Well, that’s Audi’s take on the SQ5 TDI – not a numberplate sequence, but the Q5’s intriguing new performance flagship.
Is it true, though?
While this 250km/h beast blasts to 100km/h from standstill in an unseemly 5.1 seconds – beating the triple-turbo BMW X5/X6 M50d fraternal twins by a few tenths of a second – it is ‘green’ enough at 6.8L/100km to score a tax credit and price cut.
This means that instead of costing more than $100,000, Audi only charges $89,400 before on-road costs. There you go then. Easier on the planet, lighter on your wallet … the SQ5 TDI might be a bit of a motoring miracle.
Unusually for a German performance SUV, there is nothing especially extrovert about the styling – although a subtle body kit, glitzy grille, and oversized wheel and tyre package (20-inch on the standard car, 21-inch as previewed in our $15,000 extra, limited-run test car) do differentiate the newcomer from its more mundane Q5 brethren.

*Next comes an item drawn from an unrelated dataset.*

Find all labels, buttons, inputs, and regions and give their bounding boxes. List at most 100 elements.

Not surprisingly, the interior is special to behold.
Superb quality materials, an excellent driving position, tons of room up front (although rear legroom is tighter than the crossover’s length and width suggest), a sizeable cargo area, and a logical – if initially fiddly – dashboard layout, are both long-entrenched Audi hallmarks and industry benchmarks.
Nevertheless, the posh yet practical SQ5 TDI ups the ante with appropriately grippy sports seats (finished in soft Nappa leather and lovely Alcantara faux leather), high-end audio and satellite navigation, and sufficient levels of aluminium-like trim to give this SUV a sense of sporty occasion.
But none of these quite prepare the uninitiated for the theatre that this 230kW 3.0-litre twin-turbo diesel V6 unleashes.
Armed with a trick exhaust sound actuator – which uses speakers to pipe a rortier (and less diesel-like) noise in and around the vehicle – the SQ5 TDI turns from quiet and refined at idle to a rorty and racy revver as speeds soar, filling the lush cabin with an aural urgency of quite indistinct nature. Is it a V6? A V8?
The accompanying forward thrust – the speedo’s needle seems to swing around in rapid unison with the tacho – brings to mind some sort of supercharged … V7.
That’s right, folks. The diesel clatter, plus two blowers, plus faux tailpipe symphony give the SQ5 TDI a sound all its own.
Make no mistake the noise carries you along in a trance. This is the type of vehicle where a careful eye on the dial is essential because with a torrent of instant torque available – all 650Nm of it – there’s no real sensation of speed.
Particularly impressive is how smoothly the electronic stability control and Quattro all-wheel-drive system lay down all that torque through a dry, tight corner.
Packing a slick-shifting and quick-thinking eight-speed auto, even mid-turn the Audi will lunge forward like someone has stabbed it, and doesn’t shudder or shimmy.
But, beyond scalding straight-line performance, there is nothing remotely sporty about the SQ5 TDI’s dynamics.
Tipping the scales at a hefty 1850kg, this is a heavy vehicle with a high centre of gravity, and a chassis that is inclined to stick to the road like gum.
This means that while the steering does an exemplary job of placing the Audi exactly where you need it, there isn’t much feedback if you’re into that sort of thing.
Consequently, as the brakes ably wash speed away into a downhill corner, for example, there’s no escaping the unnerving feel of shifting mass, which can create a sense of bulk and unwieldiness.
Even with the three-mode Audi Drive Select system that remaps the suspension and steering set to “Dynamic” – it helps minimise excessive body movement – there is no connection between car and driver.
Oh, hang on, you say. This is an SUV, so we ought to give it some slack, right? Perhaps. But this is no miracle sports car. Some expectations management might be required.
What else? On the optional 21-inch wheels – standard fare is 20-inch rims – ride quality ranges from busy to choppy on anything but glass-smooth surfaces. Unfortunately the standard wheel set-up was not available for us to sample, so we can’t comment on it. We do recommend a try-before-you-buy.
Finally, in a related qualm, a fair amount of road noise permeates the lovely interior, although to be fair the Audi is no worse than most German SUVs.
So there are a few downsides to driving the fastest production SUV diesel in the world.
However, the upsides are performance bragging rights (for now), exquisite quality, iconic design, reassuring safety, and real everyday useability.
There’s also no denying the twin virtues of relatively good value and potential low fuel use – merits that benefit your pocket as well as the planet.
Potent and pious, thy name is SQ5 TDI.